Сидел перед ним так, словно пришел поболтать к давнему знакомому. В этом весь Кьёраку. Айзен бы назвал его лисом, но, скорее, не хитрым, а проницательным. Умел красиво уйти от ответа, избежать неловкой ситуации. А на его вопрос о том, как ему удалось «распечатать» левый глаз и лодыжку Айзен предпочел уйти от ответа. Пусть лучше ломает голову. Признаваться, что ему помог Кенпачи Азаширо год назад, как-то неинтересно.
Интересно другое – ключ от мукена теперь запечатан в сердце Кьёраку. Айзен был бы и рад вырвать его из груди мужчины, но если это произойдет, то, скорее всего, он просто запрет себя в этом месте. И с чего бы капитану рассказывать об этом? Решил похвастать превосходством тюремщика над пленником? Айзен находил это опрометчивым. Ему предоставили ценную информацию, причем задаром.
Но не это оскорбило мужчину, а то, в сколь фамильярной манере Кьёраку обратился к служащим, что выкатили деревянное кресло, предложив усадить его, словно какого-то недееспособного человека.
– Хочешь снова вдохнуть воздух Общества душ после столь долгого перерыва?
Сохранив видимое безразличие, Айзен почувствовал раздражение от глумливого тона собеседника. Просто поразительно, до чего он докатился. Выслушивать подобное.
Реакция на его затянувшееся молчание со стороны отряда кидо оказалась ожидаемой:
– Вот грубиян!
– Пожалуйста, позвольте связать вас перед тем, как вы займете свое место.
– Подождите, вы же не собираетесь вот так…
Детский сад.
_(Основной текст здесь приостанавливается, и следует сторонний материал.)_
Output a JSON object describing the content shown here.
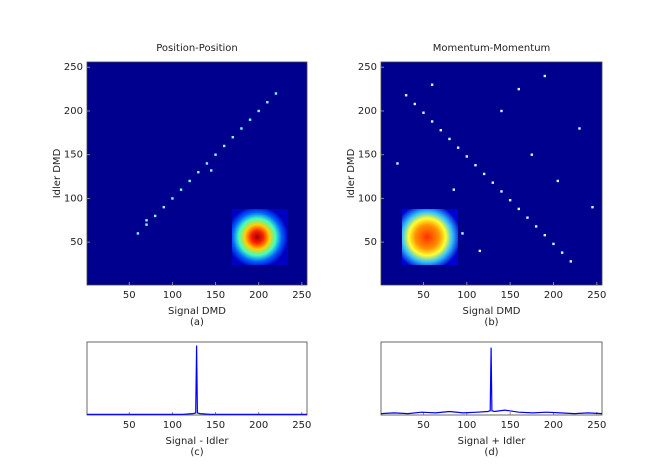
{
  "chart_data": [
    {
      "type": "scatter",
      "title": "Position-Position",
      "x_label": "Signal DMD",
      "y_label": "Idler DMD",
      "caption": "(a)",
      "x": [
        60,
        70,
        80,
        90,
        100,
        110,
        120,
        130,
        140,
        150,
        160,
        170,
        180,
        190,
        200,
        210,
        220,
        70,
        145
      ],
      "values": [
        60,
        70,
        80,
        90,
        100,
        110,
        120,
        130,
        140,
        150,
        160,
        170,
        180,
        190,
        200,
        210,
        220,
        75,
        132
      ],
      "color": "#7fffff",
      "background": "#00008f",
      "xlim": [
        1,
        256
      ],
      "ylim": [
        1,
        256
      ],
      "xticks": [
        50,
        100,
        150,
        200,
        250
      ],
      "yticks": [
        50,
        100,
        150,
        200,
        250
      ]
    },
    {
      "type": "scatter",
      "title": "Momentum-Momentum",
      "x_label": "Signal DMD",
      "y_label": "Idler DMD",
      "caption": "(b)",
      "x": [
        30,
        40,
        50,
        60,
        70,
        80,
        90,
        100,
        110,
        120,
        130,
        140,
        150,
        160,
        170,
        180,
        190,
        200,
        210,
        220,
        60,
        95,
        140,
        175,
        205,
        230,
        115,
        160,
        20,
        245,
        85,
        190
      ],
      "values": [
        218,
        208,
        198,
        188,
        178,
        168,
        158,
        148,
        138,
        128,
        118,
        108,
        98,
        88,
        78,
        68,
        58,
        48,
        38,
        28,
        230,
        60,
        200,
        150,
        120,
        180,
        40,
        225,
        140,
        90,
        110,
        240
      ],
      "color": "#bfffff",
      "background": "#00008f",
      "xlim": [
        1,
        256
      ],
      "ylim": [
        1,
        256
      ],
      "xticks": [
        50,
        100,
        150,
        200,
        250
      ],
      "yticks": [
        50,
        100,
        150,
        200,
        250
      ]
    },
    {
      "type": "line",
      "x_label": "Signal - Idler",
      "caption": "(c)",
      "x": [
        1,
        16,
        32,
        48,
        64,
        80,
        96,
        112,
        124,
        127,
        128,
        129,
        132,
        144,
        160,
        176,
        192,
        208,
        224,
        240,
        256
      ],
      "values": [
        0.01,
        0.01,
        0.01,
        0.01,
        0.01,
        0.01,
        0.01,
        0.01,
        0.02,
        0.03,
        1,
        0.03,
        0.02,
        0.01,
        0.01,
        0.01,
        0.01,
        0.01,
        0.01,
        0.01,
        0.01
      ],
      "color": "#0000ff",
      "xlim": [
        1,
        256
      ],
      "ylim": [
        0,
        1.05
      ],
      "xticks": [
        50,
        100,
        150,
        200,
        250
      ]
    },
    {
      "type": "line",
      "x_label": "Signal + Idler",
      "caption": "(d)",
      "x": [
        1,
        16,
        32,
        48,
        64,
        80,
        96,
        112,
        124,
        127,
        128,
        129,
        132,
        144,
        160,
        176,
        192,
        208,
        224,
        240,
        256
      ],
      "values": [
        0.02,
        0.03,
        0.02,
        0.04,
        0.03,
        0.05,
        0.03,
        0.04,
        0.05,
        0.06,
        0.97,
        0.06,
        0.05,
        0.07,
        0.04,
        0.03,
        0.04,
        0.03,
        0.02,
        0.03,
        0.02
      ],
      "color": "#0000ff",
      "xlim": [
        1,
        256
      ],
      "ylim": [
        0,
        1.05
      ],
      "xticks": [
        50,
        100,
        150,
        200,
        250
      ]
    }
  ]
}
Не дожидаясь, когда Кьёраку одернет глуповатого тюремщика, Айзен высвободил часть своей реацу и обрубил его пальцы, заставив завопить от боли.
– Крайне недальновидный поступок, – сухо заключил пленник. – Эти путы не гасят мою реацу, они могут лишь сократить дистанцию ее воздействия. Только попробуйте прикоснуться ко мне – последствия будут весьма плачевными.
Позволив недовольству вырваться наружу, Айзен нахмурил брови и обратился к главнокомандующему:
– Кьёраку Шинсуй, считаешь, если я займу это кресло и окажусь снаружи, то помогу Обществу душ?